From warning signs to a heart ‘something’
The following Monday I went to my doctor, who told me not to proceed to work as was my intention, but rather to go to the cardiac unit in the Mater Private, on Dublin’s Eccles Street, which I did.
A blood test showed enzymes that were indicative of a heart something, and so I found myself on my way to a catheterization or cath lab, having agreed that should the surgeon find anything untoward, he had permission to put in a stent.
For those who don’t know, cath labs are where you go for heart investigations. They are extraordinarily wonderful places in that the people there do their work without cutting you open.
One of my arteries was 80 percent blocked, so the surgeon put in a stent … I resisted the impulse to take notes, or ask too many questions.
My surgeon and his team were able to put a “wire” into one of my arteries, going in at the wrist, and then shove it up the artery until it was at or inside my heart. They then monitored on an X-ray screen the flow of some inky substance they puffed up through the device.
One of my arteries was 80 percent blocked, so the surgeon put in a stent using the same up-the-artery-in-the-arm device. There was no pain but there were some truly odd and unpleasant sensations.
The whole procedure was over within less an hour, as best as I can recall. You stay awake though they do give you a shot of something to keep you calm. I resisted the impulse to take notes, or ask too many questions, though I did find out later that I was now the proud carrier of a Boston Scientific Synergy 4.0mm stent.
I was kept in overnight and was the youngest of the four males in my ward. When my partner and my three children came in for a short visit, it was not clear to me who was the most surprised by the strange turn the day had taken. I felt quite shaken for weeks afterward.
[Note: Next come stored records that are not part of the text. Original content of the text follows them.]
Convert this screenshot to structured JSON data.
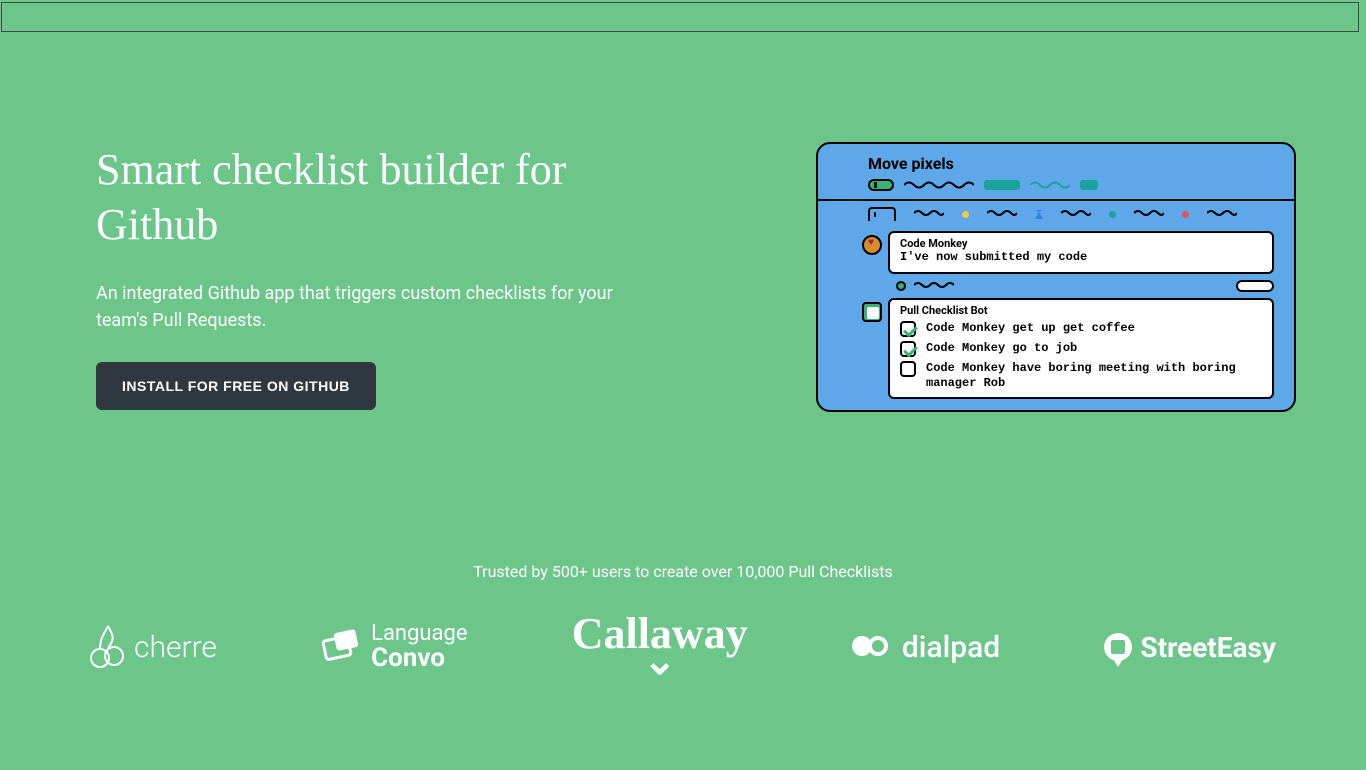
{
  "hero": {
    "title": "Smart checklist builder for Github",
    "subtitle": "An integrated Github app that triggers custom checklists for your team's Pull Requests.",
    "cta_label": "INSTALL FOR FREE ON GITHUB"
  },
  "illustration": {
    "window_title": "Move pixels",
    "comment": {
      "author": "Code Monkey",
      "body": "I've now submitted my code"
    },
    "bot": {
      "author": "Pull Checklist Bot",
      "items": [
        {
          "checked": true,
          "text": "Code Monkey get up get coffee"
        },
        {
          "checked": true,
          "text": "Code Monkey go to job"
        },
        {
          "checked": false,
          "text": "Code Monkey have boring meeting with boring manager Rob"
        }
      ]
    }
  },
  "trusted": {
    "text": "Trusted by 500+ users to create over 10,000 Pull Checklists",
    "logos": {
      "cherre": "cherre",
      "language_convo_top": "Language",
      "language_convo_bottom": "Convo",
      "callaway": "Callaway",
      "dialpad": "dialpad",
      "streeteasy": "StreetEasy"
    }
  }
}
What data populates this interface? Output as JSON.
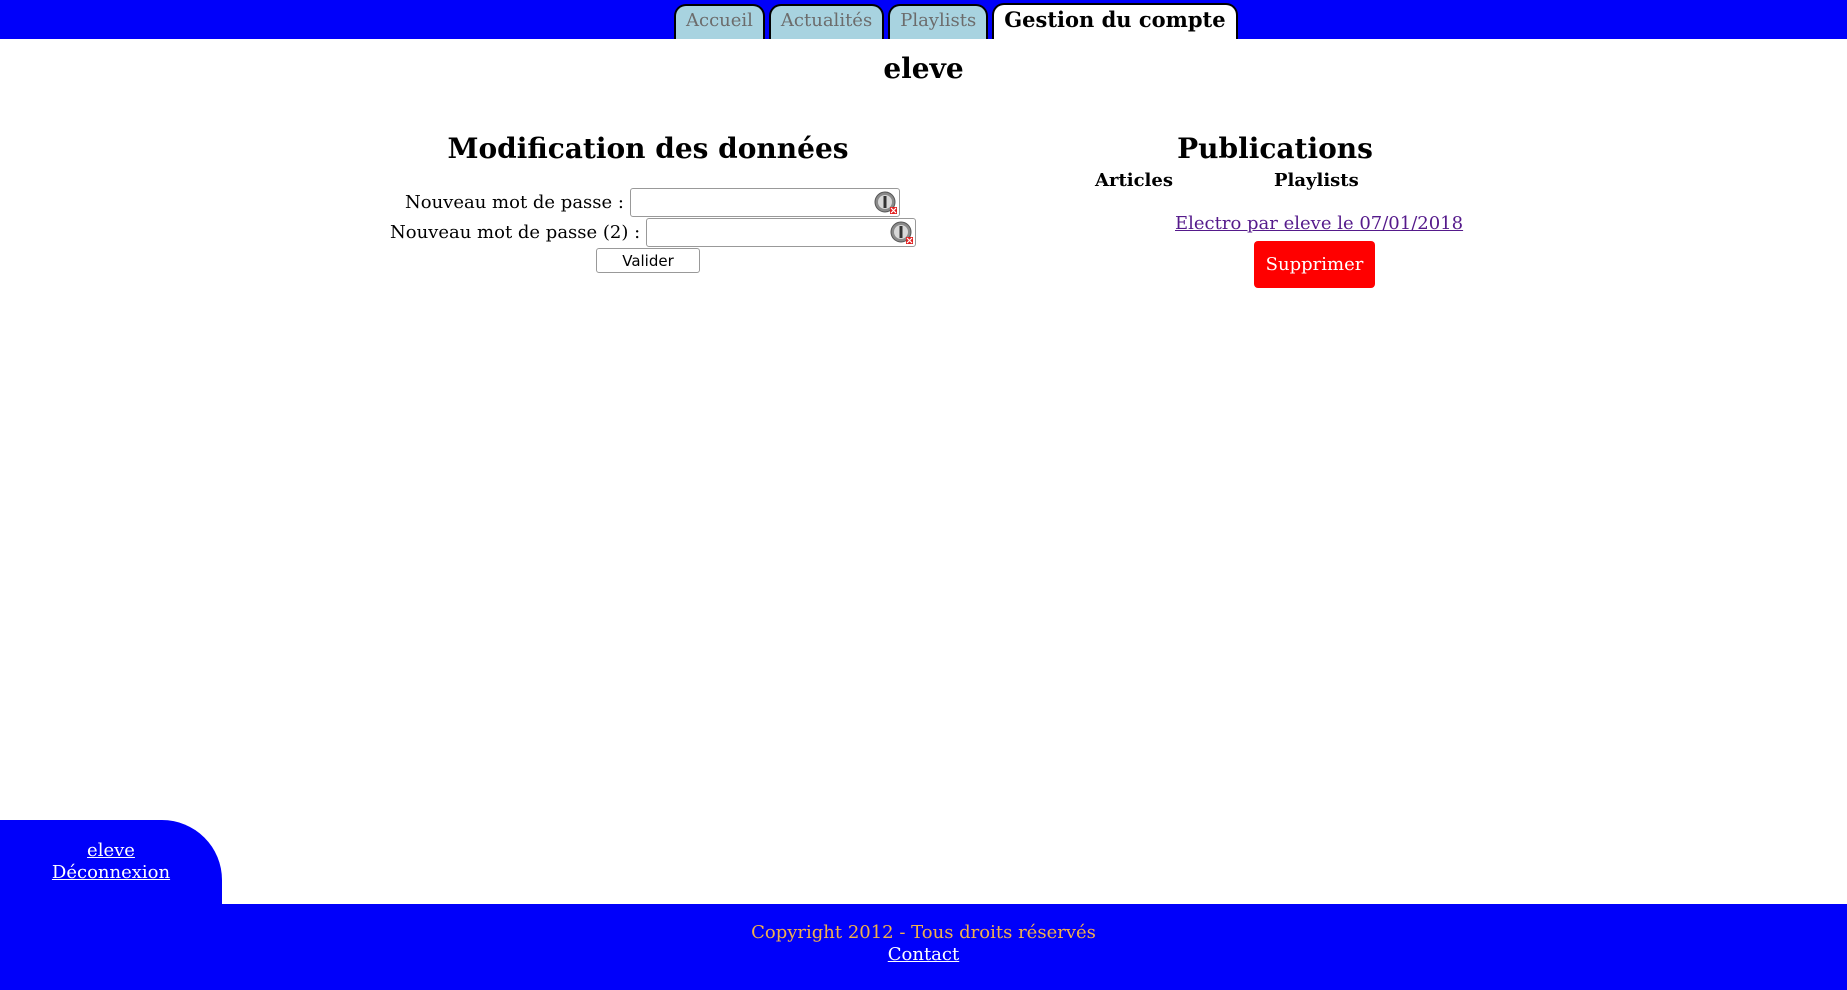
{
  "nav": {
    "tabs": [
      {
        "label": "Accueil",
        "active": false
      },
      {
        "label": "Actualités",
        "active": false
      },
      {
        "label": "Playlists",
        "active": false
      },
      {
        "label": "Gestion du compte",
        "active": true
      }
    ]
  },
  "page": {
    "title": "eleve"
  },
  "account_form": {
    "heading": "Modification des données",
    "password_label": "Nouveau mot de passe :",
    "password_confirm_label": "Nouveau mot de passe (2) :",
    "password_value": "",
    "password_confirm_value": "",
    "submit_label": "Valider"
  },
  "publications": {
    "heading": "Publications",
    "columns": [
      "Articles",
      "Playlists"
    ],
    "items": [
      {
        "link": "Electro par eleve le 07/01/2018",
        "delete_label": "Supprimer"
      }
    ]
  },
  "user_box": {
    "username": "eleve",
    "logout": "Déconnexion"
  },
  "footer": {
    "copyright": "Copyright 2012 - Tous droits réservés",
    "contact": "Contact"
  },
  "colors": {
    "nav_bar": "#0000fa",
    "tab_inactive": "#a8d3e0",
    "delete_button": "#ff0000",
    "footer_text": "#f0b04b",
    "visited_link": "#551a8b"
  }
}
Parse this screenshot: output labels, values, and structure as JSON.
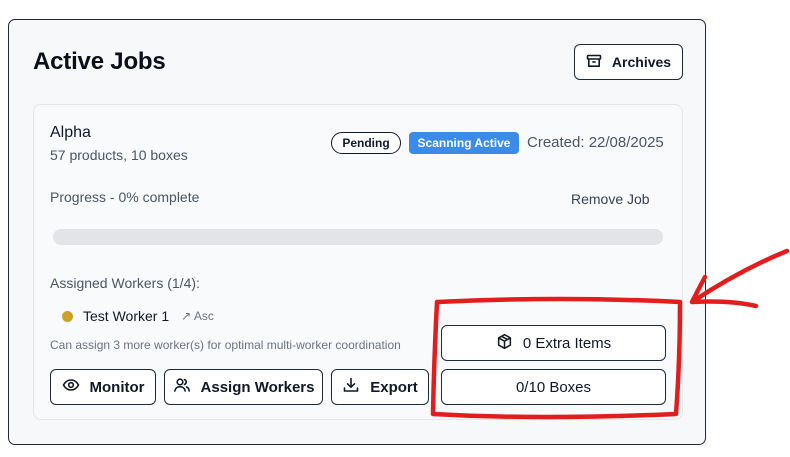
{
  "header": {
    "title": "Active Jobs",
    "archives_label": "Archives"
  },
  "job": {
    "name": "Alpha",
    "meta": "57 products, 10 boxes",
    "status_badge": "Pending",
    "scan_badge": "Scanning Active",
    "created": "Created: 22/08/2025",
    "progress_label": "Progress - 0% complete",
    "progress_fraction": 0,
    "remove_label": "Remove Job",
    "workers_label": "Assigned Workers (1/4):",
    "workers": [
      {
        "name": "Test Worker 1",
        "sort": "↗ Asc"
      }
    ],
    "hint": "Can assign 3 more worker(s) for optimal multi-worker coordination",
    "actions": {
      "monitor": "Monitor",
      "assign": "Assign Workers",
      "export": "Export",
      "extra_items": "0 Extra Items",
      "boxes": "0/10 Boxes"
    }
  },
  "colors": {
    "accent": "#3b8ce8",
    "worker_dot": "#c9a227",
    "annotation": "#e11d1d"
  },
  "icons": {
    "archives": "archive-box-icon",
    "monitor": "eye-icon",
    "assign": "users-icon",
    "export": "download-icon",
    "extra_items": "package-icon"
  }
}
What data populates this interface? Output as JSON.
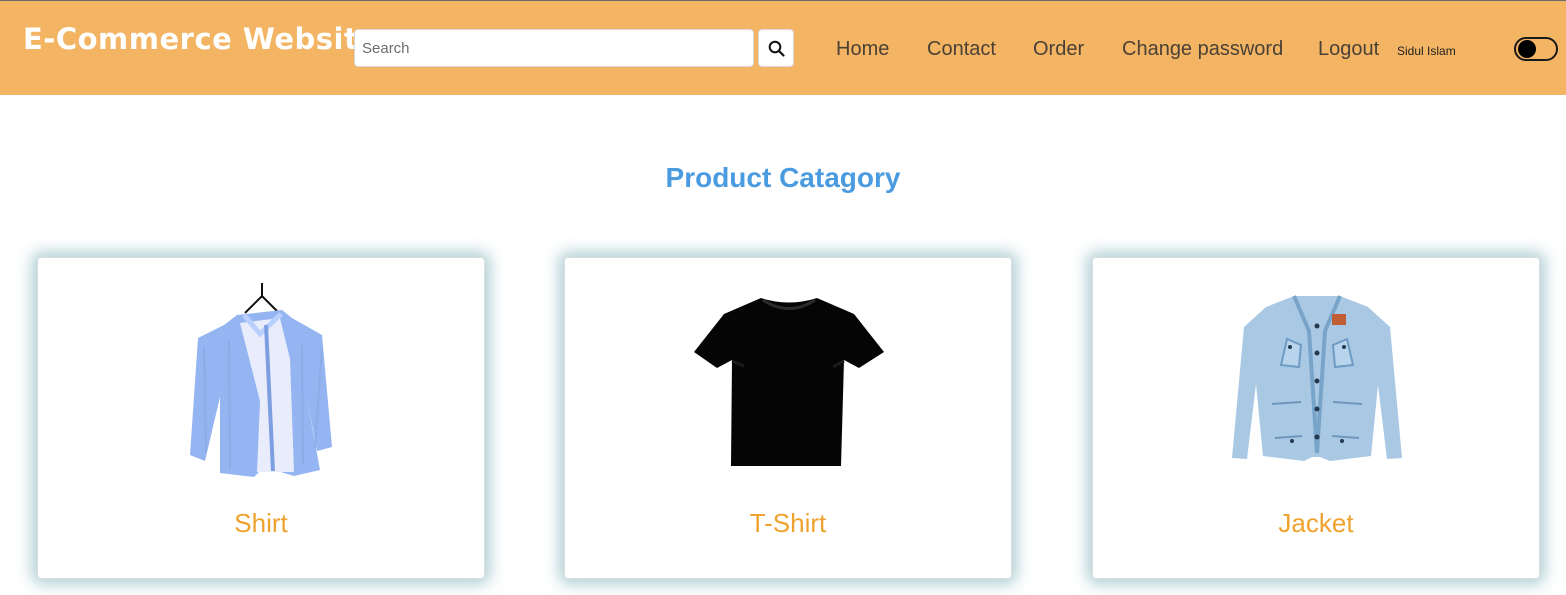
{
  "header": {
    "brand": "E-Commerce Website",
    "search": {
      "placeholder": "Search",
      "value": "",
      "button_icon": "search-icon"
    },
    "nav": {
      "home": "Home",
      "contact": "Contact",
      "order": "Order",
      "change_password": "Change password",
      "logout": "Logout"
    },
    "username": "Sidul Islam",
    "theme_toggle_on": false
  },
  "main": {
    "title": "Product Catagory",
    "categories": [
      {
        "label": "Shirt",
        "image": "light-blue-shirt-on-hanger"
      },
      {
        "label": "T-Shirt",
        "image": "black-t-shirt"
      },
      {
        "label": "Jacket",
        "image": "light-denim-jacket"
      }
    ]
  },
  "colors": {
    "navbar_background": "#f3b563",
    "brand_text": "#ffffff",
    "nav_text": "#4a4035",
    "title_blue": "#4a9be0",
    "category_orange": "#f0a22e",
    "card_shadow": "#6ea5af"
  }
}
Seeing implants in a new light
Over the years I’ve been told a few times that my cholesterol levels were on the high end. I don’t smoke, am fit enough for my age, and have a reasonable diet. My parents lived to their nineties. I was told in the hospital before being discharged that some people just produce more cholesterol than others, and given a prescription for statins.
I went back to my doctor a few days afterward and thanked her for sending me straight to the Mater. When asked, she told me that if I’d presented in hospital as a public patient I might have had to wait in the emergency department as I had no symptoms at the time, but eventually a blood test would have been taken, and once the enzymes were noticed I would have had an angiogram, followed by a stent, all by late that evening.
That was a cheering piece of information.
The experience certainly cast the meeting I attended in Washington, D.C. last April in a new light. But the core reasons for the project remain valid.
The importance of medical devices in saving lives and treating chronic conditions is ever-growing, as are the wonders and sophistication of the devices being developed.
There are genuine reasons for being concerned about the quality of the sector’s regulation as matters stand, and the size of the challenge for the regulators is only going in one direction.
The Implant Files project highlighted the extent to which people in developing countries are dependent on the quality – and level of transparency – of the regulatory regimes in the EU and the U.S.
There is also no doubt but that we need to keep a close eye on whether the multinational businesses that are behind the great inventions that are so improving healthcare outcomes are getting too great a say in what goes on inside hospitals and healthcare systems generally.
But all of that said, there is no denying the wonders of the sector’s achievements. It is a huge part of Ireland’s economy, and accounts for almost ten percent of the country’s exports. Eight out of every ten stents are manufactured in Ireland.
The phrase “made in Ireland” is now closer to my heart than it was when I visited Washington, D.C!